The Supreme Court has released a number of opinions, and it’s been a tough week for conservatives. Most of the focus has been on the big political fights – federal subsidy for state “Obamacare” exchanges was upheld and marriage equity is the law of the land in all fifty states. It was the latter that gave us the most blistering dissent from Justice Scalia:
“A system of government that makes the people subordinate to a committee of nine unelected lawyers does not deserve to be called a democracy,” he wrote in one of the more coherent statements in his dissent.
But another ruling, striking down part of the Federal “Three Strikes” law, illustrates judicial activism even more clearly. All of this begs the question as to where Scalia’s logic was in the “Citizens United” ruling in 2012 that declared corporations to be people, too. There is judicial activism, yes, but it’s more about filling in the gaps left by years of a completely dysfunctional Congress. Someone has to be the adults – even one branch of government has to endure Scalia’s sometimes childish ranting.
We should start away from the hoopla in the decision rendered in Johnson v. United States. In this case, the court ruled 8-1 that counting past convictions as “violent” under the “Three Strikes” provision to stop career criminals had to be more specific. They struck down using convictions for “”conduct that presents a serious potential risk of physical injury to another”.
The reason this is interesting is that the courts have ruled five times in seven years that this clause was troubling, but always left it up to Congress to correct it. They saw their role as something like the national lawyers, giving advice to the elected officials as to how to bring a law into compliance.

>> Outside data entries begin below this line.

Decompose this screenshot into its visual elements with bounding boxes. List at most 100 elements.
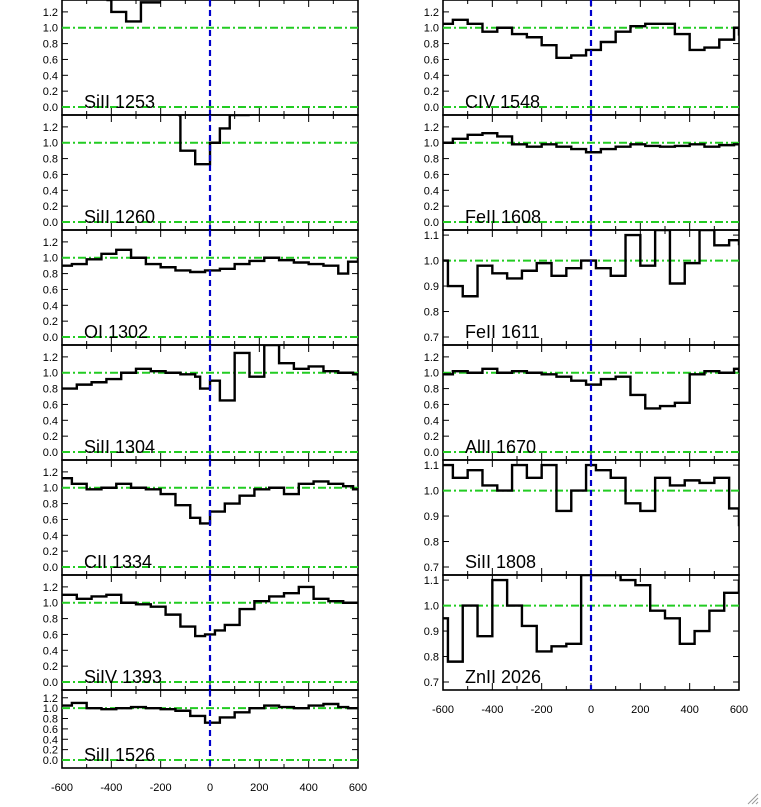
y-tick-label: 0.2: [43, 745, 58, 757]
y-tick-label: 0.8: [43, 269, 58, 281]
y-tick-label: 0.4: [43, 645, 58, 657]
y-tick-label: 0.0: [424, 447, 439, 459]
spectrum-line: [443, 575, 739, 663]
y-tick-label: 0.7: [424, 562, 439, 574]
y-tick-label: 0.8: [43, 384, 58, 396]
x-tick-label: 400: [680, 704, 698, 716]
y-tick-label: 1.2: [43, 352, 58, 364]
panel-label: SiII 1253: [84, 92, 155, 112]
x-tick-label: -200: [150, 782, 172, 794]
y-tick-label: 0.6: [43, 54, 58, 66]
y-tick-label: 1.2: [43, 582, 58, 594]
y-tick-label: 0.4: [43, 415, 58, 427]
y-tick-label: 1.0: [424, 256, 439, 268]
y-tick-label: 1.2: [424, 122, 439, 134]
y-tick-label: 0.0: [43, 217, 58, 229]
spectrum-line: [62, 585, 358, 638]
y-tick-label: 1.2: [43, 122, 58, 134]
y-tick-label: 1.0: [43, 138, 58, 150]
spectrum-line: [177, 115, 250, 166]
panel-label: OI 1302: [84, 322, 148, 342]
y-tick-label: 1.0: [43, 253, 58, 265]
panel-label: CIV 1548: [465, 92, 540, 112]
y-tick-label: 0.4: [424, 415, 439, 427]
spectrum-line: [443, 18, 739, 60]
y-tick-label: 0.8: [424, 154, 439, 166]
y-tick-label: 0.2: [43, 316, 58, 328]
y-tick-label: 1.0: [43, 598, 58, 610]
y-tick-label: 0.2: [43, 201, 58, 213]
y-tick-label: 0.0: [43, 332, 58, 344]
y-tick-label: 0.2: [424, 431, 439, 443]
y-tick-label: 0.4: [43, 734, 58, 746]
panel-label: SiII 1526: [84, 745, 155, 765]
panel-siii-1260: 0.0 0.2 0.4 0.6 0.8 1.0 1.2 SiII 1260: [43, 114, 359, 231]
y-tick-label: 0.0: [43, 755, 58, 767]
x-tick-label: -400: [481, 704, 503, 716]
panel-znii-2026: 0.7 0.8 0.9 1.0 1.1 ZnII 2026 -600 -400 -200 0 200…: [424, 574, 748, 716]
y-tick-label: 1.2: [424, 352, 439, 364]
y-tick-label: 0.9: [424, 626, 439, 638]
panel-label: FeII 1608: [465, 207, 541, 227]
x-tick-label: 600: [730, 704, 748, 716]
y-tick-label: 0.0: [424, 102, 439, 114]
y-tick-label: 0.8: [43, 614, 58, 626]
panel-label: ZnII 2026: [465, 667, 541, 687]
y-tick-label: 0.0: [43, 102, 58, 114]
panel-oi-1302: 0.0 0.2 0.4 0.6 0.8 1.0 1.2 OI 1302: [43, 229, 359, 346]
panel-siii-1304: 0.0 0.2 0.4 0.6 0.8 1.0 1.2 SiII 1304: [43, 344, 359, 461]
y-tick-label: 0.8: [43, 499, 58, 511]
panel-siii-1253: 0.0 0.2 0.4 0.6 0.8 1.0 1.2 SiII 1253: [43, 0, 359, 116]
y-tick-label: 0.6: [43, 399, 58, 411]
panel-siii-1808: 0.7 0.8 0.9 1.0 1.1 SiII 1808: [424, 459, 740, 576]
y-tick-label: 0.8: [43, 39, 58, 51]
x-tick-label: 600: [349, 782, 367, 794]
x-tick-label: 200: [250, 782, 268, 794]
panel-label: AlII 1670: [465, 437, 536, 457]
y-tick-label: 0.4: [43, 185, 58, 197]
y-tick-label: 0.8: [424, 384, 439, 396]
y-tick-label: 0.8: [424, 307, 439, 319]
y-tick-label: 0.8: [43, 154, 58, 166]
panel-feii-1611: 0.7 0.8 0.9 1.0 1.1 FeII 1611: [424, 229, 740, 346]
y-tick-label: 1.0: [424, 138, 439, 150]
y-tick-label: 0.8: [424, 537, 439, 549]
y-tick-label: 1.0: [424, 601, 439, 613]
x-tick-label: -200: [531, 704, 553, 716]
y-tick-label: 0.8: [43, 714, 58, 726]
y-tick-label: 0.8: [424, 652, 439, 664]
panel-label: SiII 1808: [465, 552, 536, 572]
y-tick-label: 0.9: [424, 511, 439, 523]
y-tick-label: 0.0: [424, 217, 439, 229]
y-tick-label: 1.0: [424, 23, 439, 35]
y-tick-label: 1.0: [424, 486, 439, 498]
y-tick-label: 0.6: [424, 169, 439, 181]
y-tick-label: 0.2: [424, 86, 439, 98]
y-tick-label: 0.2: [43, 86, 58, 98]
x-tick-label: 0: [207, 782, 213, 794]
y-tick-label: 1.1: [424, 230, 439, 242]
resize-grip-icon[interactable]: [745, 791, 759, 805]
y-tick-label: 0.2: [43, 546, 58, 558]
y-tick-label: 0.6: [43, 629, 58, 641]
y-tick-label: 1.2: [424, 7, 439, 19]
x-tick-label: 0: [588, 704, 594, 716]
y-tick-label: 0.8: [424, 39, 439, 51]
panel-label: SiII 1260: [84, 207, 155, 227]
y-tick-label: 1.1: [424, 460, 439, 472]
y-tick-label: 0.7: [424, 332, 439, 344]
x-tick-label: -600: [51, 782, 73, 794]
y-tick-label: 0.6: [43, 514, 58, 526]
spectrum-line: [62, 248, 358, 275]
y-tick-label: 0.2: [424, 201, 439, 213]
y-tick-label: 1.0: [43, 368, 58, 380]
panel-feii-1608: 0.0 0.2 0.4 0.6 0.8 1.0 1.2 FeII 1608: [424, 114, 740, 231]
panel-label: FeII 1611: [465, 322, 540, 342]
x-tick-label: -400: [100, 782, 122, 794]
y-tick-label: 1.2: [43, 693, 58, 705]
spectrum-line: [443, 132, 739, 154]
y-tick-label: 1.0: [424, 368, 439, 380]
panel-siii-1526: 0.00.20.40.60.81.01.2 SiII 1526 -600 -400 -2…: [43, 689, 367, 794]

That’s hardly “judicial activism”. But the patience required to hold that position has apparently worn out.
The court’s broad rulings this week probably reflect that frustration as much as anything. It appears that the Supreme Court has become emboldened to act, rather than advise, using their power to fill the gaps in left in our otherwise carefully balanced system.

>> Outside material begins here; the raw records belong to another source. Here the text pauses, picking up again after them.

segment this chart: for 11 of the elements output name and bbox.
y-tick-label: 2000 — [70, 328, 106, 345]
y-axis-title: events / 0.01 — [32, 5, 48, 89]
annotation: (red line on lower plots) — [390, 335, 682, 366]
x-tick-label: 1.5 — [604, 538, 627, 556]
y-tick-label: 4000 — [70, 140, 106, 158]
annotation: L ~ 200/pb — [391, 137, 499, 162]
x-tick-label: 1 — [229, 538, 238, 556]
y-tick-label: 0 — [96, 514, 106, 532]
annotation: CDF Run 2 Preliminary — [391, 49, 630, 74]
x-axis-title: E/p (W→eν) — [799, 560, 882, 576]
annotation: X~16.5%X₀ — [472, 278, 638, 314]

It begs a re-visit to the halcyon days when the court had more faith in the system, which naturally brings us to the only recent case as active as the declaration of marriage equity – Citizens United. In that case, the court didn’t just rule that “corporations are people”, it issued a very nuanced and thoughtful treatise on the nature of free speech in an open society.
The gist of it is that speech is almost impossible to stop, so why bother trying? Money will always find a way to influence elections, so laws preventing it are doomed to failure. The only reasonable solution is a standard based on disclosure, the majority opinion reasoned. Let the people understand the nature of the money, er, speech, by labeling where it came from. Congress already has the power to do that, and has enabled the FEC to do this, so why not?

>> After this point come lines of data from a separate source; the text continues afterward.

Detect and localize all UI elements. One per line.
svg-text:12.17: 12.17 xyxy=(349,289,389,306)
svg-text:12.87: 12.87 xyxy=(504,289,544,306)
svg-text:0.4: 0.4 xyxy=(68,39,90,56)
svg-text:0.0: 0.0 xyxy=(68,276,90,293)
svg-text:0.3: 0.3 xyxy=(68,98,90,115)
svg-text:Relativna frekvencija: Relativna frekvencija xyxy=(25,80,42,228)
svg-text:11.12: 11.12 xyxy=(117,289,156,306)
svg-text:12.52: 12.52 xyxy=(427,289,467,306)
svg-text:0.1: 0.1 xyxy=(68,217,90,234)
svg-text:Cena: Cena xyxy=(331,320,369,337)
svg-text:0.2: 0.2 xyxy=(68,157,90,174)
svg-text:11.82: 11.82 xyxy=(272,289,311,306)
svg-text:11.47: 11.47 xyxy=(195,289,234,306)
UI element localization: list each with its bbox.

It was naive at best for the Supreme Court to assume that the political system was capable of implementing a system like the one they proposed. The result of Citizens United has been simply unlimited anonymous money pouring into the political system like a tidal wave.
Yes, where was Scalia’s logic when that ruling was handed down?
But that’s not where the court is today. A much bolder court handed down three rulings that indeed reshaped the political landscape. The Obamacare ruling was hardly anything new, but Marriage Equity certainly is. Striking down a big part of “Three Strikes” was also very bold.
Would the court act the same way if Citizen’s United was revisited? I think it’s worth trying. We have seen the results of the court’s action and it hasn’t been good for genuinely “free” speech. Government in general has shown it is unwilling or unable to follow sage advice from the court, meaning that they might feel a need to take control.
In many ways, this mimics the rise of the Federal Reserve as the ultimate economic power in the US. It, too, has been filling the gap left by an ineffective Congress that is constantly locked in conflict with the President and incapable of even passing an actual budget. The economic stimulus that everyone knew was necessary fell to the Federal Reserve despite the inherent inefficiency in doing it with pure monetary policy.
Everyone knew more had to be done. Only the Fed had the guts to do it.
Are we looking at a new, activist Supreme Court? The short answer appears to be a rather emphatic “Yes!”. It also appears to have come from sheer exasperation and a desperate need to have adults in charge somewhere. But does Scalia have a point, namely that a Supreme Court with so much power is a definite threat to Democracy?
The short answer to that is, again, “Yes!” While those of us on the left have good reason to cheer the rulings that were handed down today, we have to remember that they are the product of an utterly broken system. A few victories are good and worth savoring, but we still have a tremendous amount of work to do.
Our democratic-republic is gradually slipping away from democracy towards a rule by the elites. There is a long-term problem that our leaders understand and are willing to act to correct as well as they can. But if we are really a free nation it has to fall to us to fix the problems.